Plans to build a new high-speed rail line between Glasgow and Edinburgh have been shelved, Scotland’s transport chief has confirmed.

Scottish minister for transport Dereck Mackay told ministers at Holyrood that the multi-million-pound line between Scotland’s two biggest cities would be put on hold until a cross-border route linking England to Scotland was identified.

The shelving of the plans come despite Scotland’s first minister Nicola Sturgeon saying in 2012 that the Scottish Government would be ‘firing ahead’ with the line and would not wait for Westminster to start work.

Last July, Scotland’s secretary for infrastructure, investment and cities Keith Brown said the line could be completed as early as 2024.

Asked in the Scottish parliament why the Glasgow-Edinburgh line had not been included in Scotland’s revised 2015 Infrastructure Investment Plan, Mr Mackay said it was “not possible to progress with planning” until a plan for a cross-border link was put forward.

Mr Mackay added: “A draft business case considering a high-speed rail link between Edinburgh and Glasgow was submitted as advice to ministers in 2014.

“It was clear from this work that what high-speed rail is built in Scotland depends on the high-speed route coming up from the south.

“Therefore it is not possible to progress planning for a high-speed rail link between Edinburgh and Glasgow any further until a cross-border high-speed route is identified.”

In November 2013, the Department for Transport and Transport Scotland commissioned High Speed 2 Ltd to carry out a feasibility study for extending HS2 into Scotland.

It was understood that this study, including plans for a cross-border link, would be finished by last December, with a release date set for February 2016.

The DfT said that work on this report was on schedule and that it planned to make a statement shortly.
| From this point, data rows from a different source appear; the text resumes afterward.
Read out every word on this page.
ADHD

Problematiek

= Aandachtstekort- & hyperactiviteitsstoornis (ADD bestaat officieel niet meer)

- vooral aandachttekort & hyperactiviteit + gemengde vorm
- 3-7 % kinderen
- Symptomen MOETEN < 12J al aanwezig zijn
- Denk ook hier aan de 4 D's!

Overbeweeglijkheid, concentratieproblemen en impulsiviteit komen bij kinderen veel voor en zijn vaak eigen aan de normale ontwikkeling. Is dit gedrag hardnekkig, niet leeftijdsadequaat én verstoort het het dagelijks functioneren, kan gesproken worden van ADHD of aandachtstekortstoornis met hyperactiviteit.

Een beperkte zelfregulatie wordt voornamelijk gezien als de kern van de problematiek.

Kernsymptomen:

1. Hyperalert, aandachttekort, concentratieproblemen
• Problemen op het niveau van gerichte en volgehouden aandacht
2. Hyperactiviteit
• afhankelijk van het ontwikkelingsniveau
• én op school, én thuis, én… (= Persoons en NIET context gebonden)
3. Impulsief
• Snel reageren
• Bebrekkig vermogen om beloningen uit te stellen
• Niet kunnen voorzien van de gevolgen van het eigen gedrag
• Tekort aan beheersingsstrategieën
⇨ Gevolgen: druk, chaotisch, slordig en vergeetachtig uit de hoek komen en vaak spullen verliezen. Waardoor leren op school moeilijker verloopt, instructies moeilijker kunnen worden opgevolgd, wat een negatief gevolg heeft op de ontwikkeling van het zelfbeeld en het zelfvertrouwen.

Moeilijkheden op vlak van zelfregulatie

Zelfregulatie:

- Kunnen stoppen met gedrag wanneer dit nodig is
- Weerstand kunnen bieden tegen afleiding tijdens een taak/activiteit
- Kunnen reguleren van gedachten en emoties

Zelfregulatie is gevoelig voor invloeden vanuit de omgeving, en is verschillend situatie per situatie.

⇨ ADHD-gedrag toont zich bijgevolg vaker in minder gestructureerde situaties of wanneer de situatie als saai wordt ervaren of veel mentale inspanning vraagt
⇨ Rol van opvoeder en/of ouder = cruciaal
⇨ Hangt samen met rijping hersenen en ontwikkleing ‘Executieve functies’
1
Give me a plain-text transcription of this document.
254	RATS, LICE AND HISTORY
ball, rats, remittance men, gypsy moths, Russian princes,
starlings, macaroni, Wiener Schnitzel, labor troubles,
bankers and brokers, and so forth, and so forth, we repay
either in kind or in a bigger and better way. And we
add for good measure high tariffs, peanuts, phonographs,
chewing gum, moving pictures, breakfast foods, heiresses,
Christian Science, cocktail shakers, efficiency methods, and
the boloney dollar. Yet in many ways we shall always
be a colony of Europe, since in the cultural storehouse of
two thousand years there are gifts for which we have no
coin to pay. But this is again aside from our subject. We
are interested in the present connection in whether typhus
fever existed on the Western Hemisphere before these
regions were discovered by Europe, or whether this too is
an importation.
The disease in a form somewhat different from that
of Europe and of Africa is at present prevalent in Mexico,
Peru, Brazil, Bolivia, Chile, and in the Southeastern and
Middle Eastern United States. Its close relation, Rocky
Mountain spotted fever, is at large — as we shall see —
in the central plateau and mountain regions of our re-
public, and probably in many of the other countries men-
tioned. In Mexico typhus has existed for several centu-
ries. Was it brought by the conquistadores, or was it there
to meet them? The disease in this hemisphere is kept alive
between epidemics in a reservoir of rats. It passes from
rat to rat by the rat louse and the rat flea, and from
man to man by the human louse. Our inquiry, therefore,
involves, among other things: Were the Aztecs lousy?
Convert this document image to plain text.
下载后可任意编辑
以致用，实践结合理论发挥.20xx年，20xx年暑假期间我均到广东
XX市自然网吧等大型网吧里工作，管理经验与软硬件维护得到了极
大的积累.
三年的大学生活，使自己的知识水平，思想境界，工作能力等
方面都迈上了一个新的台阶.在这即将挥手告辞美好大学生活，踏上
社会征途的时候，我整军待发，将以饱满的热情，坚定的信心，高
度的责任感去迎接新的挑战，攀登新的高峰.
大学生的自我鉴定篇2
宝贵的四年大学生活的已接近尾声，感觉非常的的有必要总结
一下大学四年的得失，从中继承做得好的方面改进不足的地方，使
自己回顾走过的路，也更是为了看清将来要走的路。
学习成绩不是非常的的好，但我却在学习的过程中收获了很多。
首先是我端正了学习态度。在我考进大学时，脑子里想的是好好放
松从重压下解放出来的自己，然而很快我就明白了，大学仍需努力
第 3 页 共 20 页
A Scottish Government spokesman said: “As Keith Brown, cabinet secretary for infrastructure investment and cities, advised during his speech to the High Speed Rail Conference in Glasgow last September, connecting Glasgow and Edinburgh with a high-speed link is inevitably conditional on the route options coming from the south.

“The joint work currently being undertaken with the Department for Transport will identify route options for extending high-speed rail into Scotland and this work is now nearing completion.

“The cabinet secretary fully expects to be in a position to share these findings in the coming months.”

A Department for Transport spokesperson said: “HS2 Ltd submitted an initial draft of their Broad Options study on capacity and journey time improvements from HS2 Phase Two to Edinburgh and Glasgow in December 2014. The report was jointly commissioned by the Department for Transport and Transport Scotland.

“Together with the Scottish Government, we asked HS2 Ltd to undertake further work on additional options that could build on HS2 and reduce journey times. This work is ongoing. We plan to make a statement shortly.”